Senators Seek Maternal Mortality Information from HHS, CMS

Jerry Ashworth
October 24, 2018 at 14:38:00 ET

Several U.S. senators are giving the Department of Health and Human Services (HHS) and its Centers for Medicare and Medicaid Services (CMS) one more week to respond to a list of questions to address maternal mortality in the Medicaid and Children’s Health Insurance Program (CHIP).

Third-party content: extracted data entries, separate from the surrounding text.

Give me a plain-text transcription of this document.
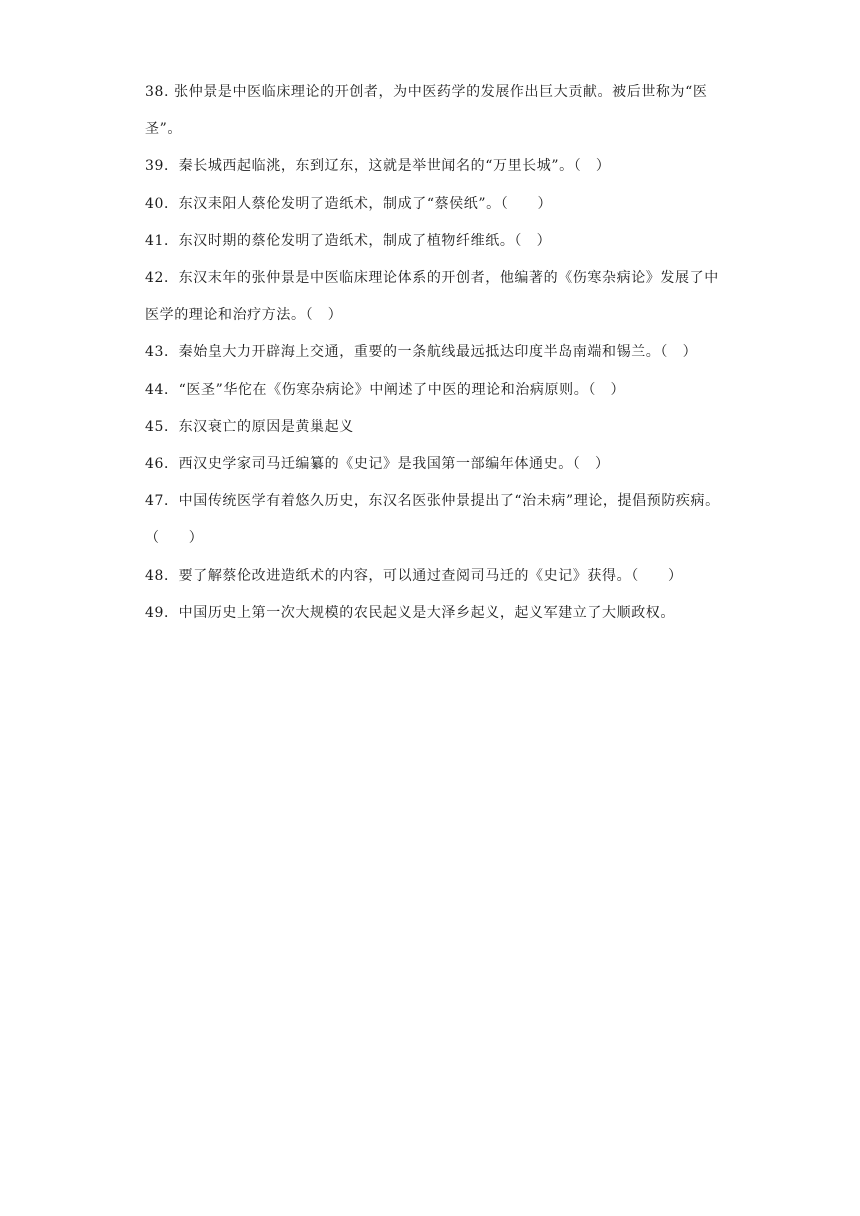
38. 张仲景是中医临床理论的开创者，为中医药学的发展作出巨大贡献。被后世称为“医圣”。
39．秦长城西起临洮，东到辽东，这就是举世闻名的“万里长城”。（　）
40．东汉耒阳人蔡伦发明了造纸术，制成了“蔡侯纸”。（　　）
41．东汉时期的蔡伦发明了造纸术，制成了植物纤维纸。（　）
42．东汉末年的张仲景是中医临床理论体系的开创者，他编著的《伤寒杂病论》发展了中医学的理论和治疗方法。（　）
43．秦始皇大力开辟海上交通，重要的一条航线最远抵达印度半岛南端和锡兰。（　）
44．“医圣”华佗在《伤寒杂病论》中阐述了中医的理论和治病原则。（　）
45．东汉衰亡的原因是黄巢起义
46．西汉史学家司马迁编纂的《史记》是我国第一部编年体通史。（　）
47．中国传统医学有着悠久历史，东汉名医张仲景提出了“治未病”理论，提倡预防疾病。（　　）
48．要了解蔡伦改进造纸术的内容，可以通过查阅司马迁的《史记》获得。（　　）
49．中国历史上第一次大规模的农民起义是大泽乡起义，起义军建立了大顺政权。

Fourteen senators from both sides of the aisle sent a letter on Oct. 9 to HHS Secretary Alex Azar and CMS Administrator Seema Verma stating that the rates of maternal mortality increased by 26 percent from 2000 to 2014. “This troubling trend makes the United States an outlier among every other developed country,” they wrote. “We write to you to request that (HHS and CMS) focus on strategies to reduce maternal mortality rates …, including for pregnant women and mothers enrolled” in Medicaid and CHIP. Further, the senators asked the agencies to review existing data to provide recommendations about what can be done at the federal, state and local levels to reduce mortality and improve health outcomes for all mothers and their children.

The letter includes several questions to which HHS and CMS must respond. These include:

  • What is the rate of maternal and infant mortality for individuals covered by Medicaid and CHIP, and are there limitations or inconsistencies in this data?
  • How is CMS using voluntary health measure reporting by the states to inform CMS guidance and policy development?
  • How many states have implemented a value-based payment approach and/or new maternal care delivery model to improve maternal and infant health outcomes?
  • How do states and CMS evaluate the quality of prenatal and postnatal care provided by various types of health care providers?
  • What other initiatives are HHS and CMS undertaking to reduce the rate of maternal mortality and morbidity, particularly in programs like Medicaid and CHIP?

The responses to these questions are due Nov. 1. It will be interesting to see how the agencies reply to these questions and how that might affect the Medicaid and CHIP programs and its beneficiaries.